Worm Hole is Platek’s third show, performed at North Melbourne’s Club Voltaire, as part of the Melbourne Fringe Festival. The performance centred on the adventures of a time traveller from a distant future, ruled by Poland, whose actions inconceivably change the past, but not in the way Hollywood blockbusters would have us imagine.

“Some people often have the idea of going back and changing things, their mistakes or changing the past to make a better world,” Platek says.

Worm Hole tosses the heroic time traveller cliché aside. Platek’s un­named character spends much of his time bragging about life in the future and his only notable contribution is changing the price of dim sims.

“It’s quite funny because people will expect the show to be like Back to the Future when Marty McFly goes back in time to save Doc Brown, whereas I go back in time and change the past by accidently increasing the price of dim sims. They go from 50 cents to 90 cents,” he says.

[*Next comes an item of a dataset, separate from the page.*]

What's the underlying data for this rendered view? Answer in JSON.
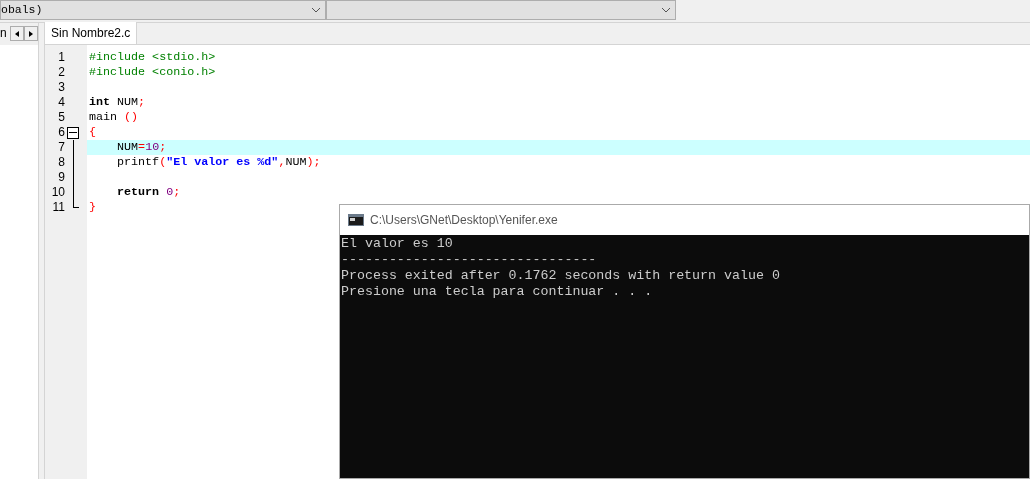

A fast food price hike is hardly irreversible damage, but travelling back in time to meet, and have sex with, his past self, inevitably leads to Platek nursing a broken heart.

But he dismisses the intimate moments with himself onstage as worm hole-induced tangents, saying excessive time travel fried his charac­ter’s mind. “There are a lot of tangents but I blame them on the worm­hole, because one of the side effects of travelling through a wormhole, as a use of time travel, is you come out with wormholes in your brain,” he says.

Even when armed with his exaggerated swagger, Platek’s character was at times upstaged by his own obscenely skin tight, blue Lycra suit.

But the suit itself has a history: it’s featured in both of its wearer’s previous shows. For Platek this was reason enough to bring the suit back for his third stint at the Melbourne Fringe Festival.

“My first show was called Adventures in the Blue Lycra Suit and I re­ally wanted to bring that suit back because one of the characters in Party at My House, my show last year, is called Domestos the Acid Fairy and he wears the suit. People love the suit,” he says.

People might love the suit, but they also love Platek. He’s recently acquired his first diehard fans, a young couple from Brunswick who attend nearly every show. It’s a small following and his shows never sell out, but the man in the blue Lycra suit isn’t fazed. Even when faced with an audi­ence of just eight, he was unperturbed and began to jokingly spruik his character’s new book, complete with an impressive mock cover.

In Club Voltaire’s foyer Platek is warm and engaging, happy to com­pete with the loud screams heralding the show before his that evening. It becomes clear how much time he has invested into Worm Hole when Platek explains the popularity of the sci-fi genre, his speech is littered with scientific terms and sci-fi jargon.

“There’s the theory of general relativity and all these scientific formulas that show that wormholes can exist. Things like time travel, parallel universes, warp speed and the speed of light. I think people’s imaginations can always relate to that as a really great basis for stories and movies. You can do anything with sci-fi.”

“I’ve done a fair bit of research about time travel and parallel uni­verses, but I didn’t want it to be too science-orientated,” he says.

It’s not easy juggling a full-time job with Fringe Festival commit­ments, but Platek’s day job isn’t something you’d expect either.

“You’ve got to do everything; I’m my own producer and I work full time as well…I’m a land surveyor, so I stand behind the instrument on the tripod and I’m constantly talking to myself, just pushing buttons and thinking up ideas for shows.”

Next year the stand up comedian, who earned his stripes hosting trivia nights for six years, plans to employ his own producer and take Worm Hole to the Melbourne Festival.

If you’ve ever wondered what those people with tripods on the side of the road are doing, they’re probably writing comedy shows.